Working in the conflict zones of Syria, Northern Iraq, and Libya, the ASOR Cultural Heritage Initiatives (ASOR CHI) documents, protects, and promotes global awareness of at risk cultural property, including museums, libraries, and archaeological, historic, and religious sites.
ASOR CHI issues monthly reports to the U.S. Department of State, which are redacted and posted online. These reports outline the status of damage and threats to cultural heritage in conflict zones. In addition to the U.S. Department of State, Principal Investigator Michael Danti explains that they have been used by a range of other organizations, including UNESCO, Interpol, and Europol. “We engage in public outreach working to alert the public to what's going on in the conflict zone and to better inform policy makers and decision makers on cultural property protection and potential cultural diplomacy and cultural policy decisions,” Danti says.
Protecting Cultural Heritage in the Conflict Zone
Syria, Northern Iraq, and Libya are rich in cultural heritage, including UNESCO World Heritage Sites and a wide range of less famous but no less significant sites, texts, and objects from pre-Islamic, Islamic, Christian, Jewish, and other regional cultural groups.
ASOR CHI works with stakeholders in the Middle East to protect all cultural property from both accidental and deliberate destruction, as the region remains engulfed in conflict.
“We're not obsessed with old stones and bones,” Danti says. “We're doing this because we all worked in the conflict zone and we're helping our colleagues. They're risking their lives to do this and this is what we do best, so we're trying to make a difference.”
ASOR CHI understands the protection of cultural heritage to be a matter of crucial importance.
“We see what we're doing as a highly integrated and inextricable part of a larger humanitarian effort. It's really integral to that larger humanitarian effort and it moves in lockstep forward with it,” Danti says. “We see access to cultural heritage and cultural expression as a fundamental human right that… has been deliberately attacked and/or suppressed through the course of this conflict.”
Data-Driven Cultural Heritage Protection
This immense and critical undertaking has three major components: open source, human source, and geospatial data collection.
“On a daily basis, we have a team grabbing up all the data that is out there on this horrific cultural heritage catastrophe—the worst since World War II,” Danti explains.
“We do that through the collection of open source information from social media, websites, and traditional media sources. We gather together human source information from people in the conflict zone and expat Syrians, Iraqis, and Libyans.”
The collection of geospatial data includes two initiatives.
The first uses the latest available satellite imagery to assemble weekly reports on the state of cultural heritage in the conflict zone.
“We have a team that analyzes high-resolution satellite imagery and other geospatial datasets,” Danti explains. “Our program was granted access to a massive database of high-resolution satellite imagery [from the State Department] that is updated on a daily basis. We are also able to task those satellites to specific sites that we need images of.”
The process involves frequent analysis of satellite imagery from the Middle East, Project Manager for Geospatial Initiatives Susan Penacho explains.
“We created a large database of sites in each of these countries that we go through to check on their status,” Penacho explains. “We prioritize based on coverage we're getting of what’s happening on the ground. We follow the military, so we're constantly shifting what we're assessing.”

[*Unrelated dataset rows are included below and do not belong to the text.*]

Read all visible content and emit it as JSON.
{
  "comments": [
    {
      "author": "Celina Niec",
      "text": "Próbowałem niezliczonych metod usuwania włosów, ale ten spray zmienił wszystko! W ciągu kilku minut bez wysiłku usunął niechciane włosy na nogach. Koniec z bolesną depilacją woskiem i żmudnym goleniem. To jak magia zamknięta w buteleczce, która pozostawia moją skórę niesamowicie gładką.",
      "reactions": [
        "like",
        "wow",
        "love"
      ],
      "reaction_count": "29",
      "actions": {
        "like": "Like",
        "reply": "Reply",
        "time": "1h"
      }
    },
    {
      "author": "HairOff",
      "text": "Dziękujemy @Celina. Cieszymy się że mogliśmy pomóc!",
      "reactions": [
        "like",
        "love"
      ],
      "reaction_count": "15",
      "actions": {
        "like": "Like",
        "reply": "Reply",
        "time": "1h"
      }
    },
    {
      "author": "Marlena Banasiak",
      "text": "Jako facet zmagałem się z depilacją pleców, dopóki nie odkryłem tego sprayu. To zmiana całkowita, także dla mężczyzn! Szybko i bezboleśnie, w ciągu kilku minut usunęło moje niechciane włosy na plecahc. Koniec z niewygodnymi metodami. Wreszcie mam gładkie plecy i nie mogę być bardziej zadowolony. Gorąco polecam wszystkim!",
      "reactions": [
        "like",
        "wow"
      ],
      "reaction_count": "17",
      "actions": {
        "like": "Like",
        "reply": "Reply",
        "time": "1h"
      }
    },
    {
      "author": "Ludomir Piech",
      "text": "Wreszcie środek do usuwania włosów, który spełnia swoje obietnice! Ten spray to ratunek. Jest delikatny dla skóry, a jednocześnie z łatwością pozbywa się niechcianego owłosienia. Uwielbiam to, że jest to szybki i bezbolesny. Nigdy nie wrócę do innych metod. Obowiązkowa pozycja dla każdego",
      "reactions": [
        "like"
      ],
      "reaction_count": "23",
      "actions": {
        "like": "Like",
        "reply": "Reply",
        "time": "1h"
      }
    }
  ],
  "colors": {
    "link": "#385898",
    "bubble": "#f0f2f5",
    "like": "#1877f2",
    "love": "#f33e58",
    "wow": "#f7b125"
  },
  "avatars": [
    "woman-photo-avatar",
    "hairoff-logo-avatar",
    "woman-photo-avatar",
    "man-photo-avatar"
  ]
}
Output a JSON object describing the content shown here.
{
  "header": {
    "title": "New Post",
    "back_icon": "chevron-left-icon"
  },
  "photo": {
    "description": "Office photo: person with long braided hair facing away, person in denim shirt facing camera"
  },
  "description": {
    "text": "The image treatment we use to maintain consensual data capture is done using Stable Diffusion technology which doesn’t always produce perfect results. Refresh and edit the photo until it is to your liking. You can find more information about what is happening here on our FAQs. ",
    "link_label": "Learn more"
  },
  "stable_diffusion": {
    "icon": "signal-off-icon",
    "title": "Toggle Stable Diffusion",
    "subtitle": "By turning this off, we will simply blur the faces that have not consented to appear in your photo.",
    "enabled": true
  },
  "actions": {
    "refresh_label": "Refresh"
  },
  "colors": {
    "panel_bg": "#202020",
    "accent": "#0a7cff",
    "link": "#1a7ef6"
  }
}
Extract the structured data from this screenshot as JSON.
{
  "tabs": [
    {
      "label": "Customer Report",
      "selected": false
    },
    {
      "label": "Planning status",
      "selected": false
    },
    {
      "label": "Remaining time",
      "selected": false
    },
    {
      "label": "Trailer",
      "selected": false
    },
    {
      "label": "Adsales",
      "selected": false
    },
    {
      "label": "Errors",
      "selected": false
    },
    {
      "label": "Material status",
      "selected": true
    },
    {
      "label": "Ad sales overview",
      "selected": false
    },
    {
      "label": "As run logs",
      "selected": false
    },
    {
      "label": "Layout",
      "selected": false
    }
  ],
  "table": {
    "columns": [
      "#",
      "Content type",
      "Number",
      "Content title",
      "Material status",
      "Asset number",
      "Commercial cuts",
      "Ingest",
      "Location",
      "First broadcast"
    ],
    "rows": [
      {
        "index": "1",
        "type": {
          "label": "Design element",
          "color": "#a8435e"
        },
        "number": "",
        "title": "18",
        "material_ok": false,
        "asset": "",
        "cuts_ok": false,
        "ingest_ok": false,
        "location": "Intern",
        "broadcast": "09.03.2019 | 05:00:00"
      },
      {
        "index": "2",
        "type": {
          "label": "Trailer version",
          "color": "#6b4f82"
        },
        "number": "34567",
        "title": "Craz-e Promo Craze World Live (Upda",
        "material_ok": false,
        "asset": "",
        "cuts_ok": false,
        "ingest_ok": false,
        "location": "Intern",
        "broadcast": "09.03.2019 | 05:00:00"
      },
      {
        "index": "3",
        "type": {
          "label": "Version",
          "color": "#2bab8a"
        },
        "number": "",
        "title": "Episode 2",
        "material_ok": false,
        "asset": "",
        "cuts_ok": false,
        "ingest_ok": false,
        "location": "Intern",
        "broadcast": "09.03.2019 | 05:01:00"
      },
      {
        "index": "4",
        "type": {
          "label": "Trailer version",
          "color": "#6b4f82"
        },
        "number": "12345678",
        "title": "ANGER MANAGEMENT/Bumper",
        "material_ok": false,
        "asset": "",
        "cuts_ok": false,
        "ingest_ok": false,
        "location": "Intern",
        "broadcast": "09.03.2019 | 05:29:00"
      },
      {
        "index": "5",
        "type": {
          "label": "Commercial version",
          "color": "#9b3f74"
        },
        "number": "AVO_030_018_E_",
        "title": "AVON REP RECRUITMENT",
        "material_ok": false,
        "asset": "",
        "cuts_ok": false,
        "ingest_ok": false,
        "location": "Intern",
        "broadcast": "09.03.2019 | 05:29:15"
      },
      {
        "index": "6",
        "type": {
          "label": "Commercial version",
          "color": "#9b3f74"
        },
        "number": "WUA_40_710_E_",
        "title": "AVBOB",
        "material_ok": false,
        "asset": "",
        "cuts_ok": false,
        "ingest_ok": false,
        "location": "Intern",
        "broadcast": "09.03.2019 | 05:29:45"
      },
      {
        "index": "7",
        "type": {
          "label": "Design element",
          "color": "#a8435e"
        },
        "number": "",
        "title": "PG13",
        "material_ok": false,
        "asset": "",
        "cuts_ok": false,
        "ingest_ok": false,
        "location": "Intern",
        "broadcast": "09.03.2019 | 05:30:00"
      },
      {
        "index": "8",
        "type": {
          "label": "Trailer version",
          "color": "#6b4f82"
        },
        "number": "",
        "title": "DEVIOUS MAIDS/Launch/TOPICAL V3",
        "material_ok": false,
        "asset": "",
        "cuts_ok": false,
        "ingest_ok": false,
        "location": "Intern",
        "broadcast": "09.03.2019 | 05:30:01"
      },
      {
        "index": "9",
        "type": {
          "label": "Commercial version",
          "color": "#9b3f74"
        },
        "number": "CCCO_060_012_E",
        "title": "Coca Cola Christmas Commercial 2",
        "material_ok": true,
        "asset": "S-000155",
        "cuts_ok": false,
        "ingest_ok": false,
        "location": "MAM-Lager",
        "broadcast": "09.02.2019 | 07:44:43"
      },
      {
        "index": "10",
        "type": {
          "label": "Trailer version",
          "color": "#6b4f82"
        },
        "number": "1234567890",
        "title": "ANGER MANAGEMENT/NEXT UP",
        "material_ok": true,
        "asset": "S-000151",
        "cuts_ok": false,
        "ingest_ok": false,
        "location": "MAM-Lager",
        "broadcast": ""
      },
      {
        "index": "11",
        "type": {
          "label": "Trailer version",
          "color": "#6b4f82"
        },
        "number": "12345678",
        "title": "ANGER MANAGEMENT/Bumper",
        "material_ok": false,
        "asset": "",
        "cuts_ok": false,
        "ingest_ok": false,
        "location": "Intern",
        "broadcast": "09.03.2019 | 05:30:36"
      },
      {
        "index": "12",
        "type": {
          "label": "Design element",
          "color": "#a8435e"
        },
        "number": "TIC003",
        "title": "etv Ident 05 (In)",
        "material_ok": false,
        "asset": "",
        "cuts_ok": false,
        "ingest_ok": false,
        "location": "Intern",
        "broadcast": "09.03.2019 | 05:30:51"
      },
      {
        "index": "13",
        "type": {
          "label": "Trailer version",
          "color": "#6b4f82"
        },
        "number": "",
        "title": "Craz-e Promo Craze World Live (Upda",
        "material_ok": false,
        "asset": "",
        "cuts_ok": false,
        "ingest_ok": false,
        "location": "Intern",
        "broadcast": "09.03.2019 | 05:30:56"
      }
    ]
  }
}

The second initiative involves higher education faculty and students at University of California campuses in Berkeley, Merced, and San Diego.
Through a collaboration with Stephen Savage and the crowdsourcing platform TerraWatchers, faculty at these UC campuses enlist their students in the protection of cultural heritage.
Using an augmented Google Maps interface to analyze publicly available older satellite imagery from Google Maps and DigitalGlobe, students are trained to seek out, identify, and tag signs of damage in areas of the conflict zone that Penacho and her team are not actively monitoring.
When the preliminary assessments identify signs of damage, the student work is vetted internally, and, if confirmed, passed on to human intelligence to be checked against the facts on the ground.
A Mutually Beneficial Partnership with Higher Education
The classroom geospatial work not only contributes to the ASOR CHI mission, but also creates opportunities for training in cultural heritage preservation and protection.
This offers both tactical and longer term advantages. In the short term, working with students helps the project work through vast fields of data, Danti explains. “Crowdsourcing and bringing in educational institutions to increase capacity and to be scalable is extremely important. They really give us the upper hand. We have to think on our feet and be adaptive. What's happening on the ground is that the non-state actors are highly adaptive themselves. We have to match that. Unfortunately, culture is in the crosshairs, so we have to adapt on the fly.”
In the longer term, Danti explains that collaboration with educational institutions builds capacity to adapt to changes in archaeology and cultural management in the Middle East and North Africa region.
“One of the things that our involvement with education is doing is it serves as a kind of stop-gap measure. Given that it takes a while for people to change curricula, syllabi, get courses approved, and make new hires, it's going to take a while before we gear up for these changes that we're seeing in the cultural sector and higher education. Our public outreach and educational initiatives provide some of that.”